From NY Times:  Developers have not used wood for much other than houses since the horse-and-buggy days. But the knotty building material is making a comeback.

Seeking greener projects, which many consumers continue to embrace despite an anti-environmental mood in Washington, builders are choosing timber for offices, apartments and campus buildings, rather than the concrete and steel that dominated construction for decades.

Not everybody is on board with the trend, which is playing out from coast to coast. Concerns persist about wood’s flame resistance and strength, as well as its cost, which can be 30 percent more than traditional materials.

But proponents scored a huge win last month when the International Code Council, an influential advisory group in Washington, concluded that some wooden buildings could climb as high as 18 stories, more than twice the current permissible height, without compromising safety.
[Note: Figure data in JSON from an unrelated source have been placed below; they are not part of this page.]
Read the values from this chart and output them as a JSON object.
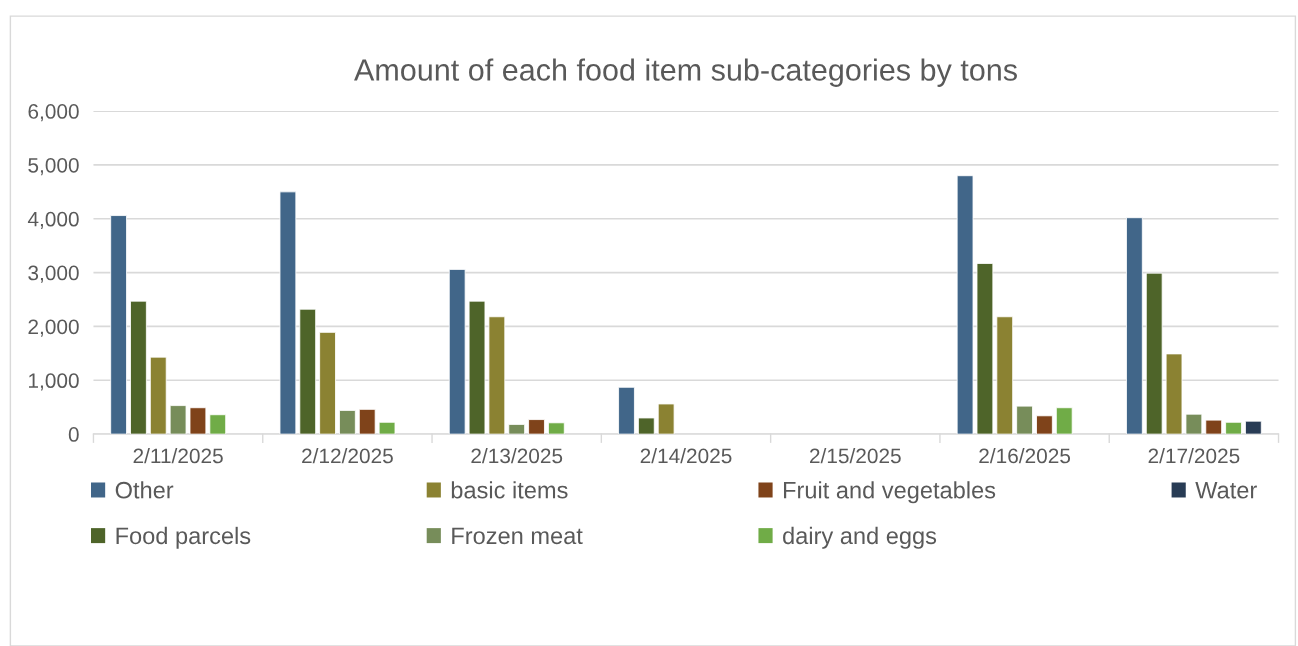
{
  "chart_data": {
    "type": "bar",
    "title": "Amount of each food item sub-categories by tons",
    "categories": [
      "2/11/2025",
      "2/12/2025",
      "2/13/2025",
      "2/14/2025",
      "2/15/2025",
      "2/16/2025",
      "2/17/2025"
    ],
    "series": [
      {
        "name": "Other",
        "color": "#416689",
        "values": [
          4060,
          4500,
          3060,
          870,
          null,
          4800,
          4020
        ]
      },
      {
        "name": "Food parcels",
        "color": "#4e6429",
        "values": [
          2470,
          2320,
          2470,
          300,
          null,
          3170,
          2990
        ]
      },
      {
        "name": "basic items",
        "color": "#8b8232",
        "values": [
          1430,
          1890,
          2180,
          560,
          null,
          2180,
          1490
        ]
      },
      {
        "name": "Frozen meat",
        "color": "#778d5a",
        "values": [
          530,
          440,
          180,
          null,
          null,
          520,
          370
        ]
      },
      {
        "name": "Fruit and vegetables",
        "color": "#7f431a",
        "values": [
          490,
          460,
          270,
          null,
          null,
          340,
          260
        ]
      },
      {
        "name": "dairy and eggs",
        "color": "#70ac47",
        "values": [
          360,
          220,
          210,
          null,
          null,
          490,
          220
        ]
      },
      {
        "name": "Water",
        "color": "#283c55",
        "values": [
          null,
          null,
          null,
          null,
          null,
          null,
          240
        ]
      }
    ],
    "ylim": [
      0,
      6000
    ],
    "yticks": [
      {
        "value": 0,
        "label": "0"
      },
      {
        "value": 1000,
        "label": "1,000"
      },
      {
        "value": 2000,
        "label": "2,000"
      },
      {
        "value": 3000,
        "label": "3,000"
      },
      {
        "value": 4000,
        "label": "4,000"
      },
      {
        "value": 5000,
        "label": "5,000"
      },
      {
        "value": 6000,
        "label": "6,000"
      }
    ],
    "grid": "y",
    "legend": "bottom"
  }
}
“The connections people have with wood cannot be underestimated,” said Tim Gokhman, the director of New Land Enterprises, which is behind two projects in Milwaukee that are mostly made of wood. One is a seven-story office building. The other is Ascent, a 201-unit luxury rental tower that, at 21 stories, would be the tallest timber building in the Western Hemisphere. Both await approvals — including permission to exceed height restrictions, which developers say will not pose any danger — but expect to break ground this year.

Unlike the production of concrete and steel, which generates huge amounts of carbon dioxide, the creation of lumber is a relatively low-pollution process, Mr. Gokhman said.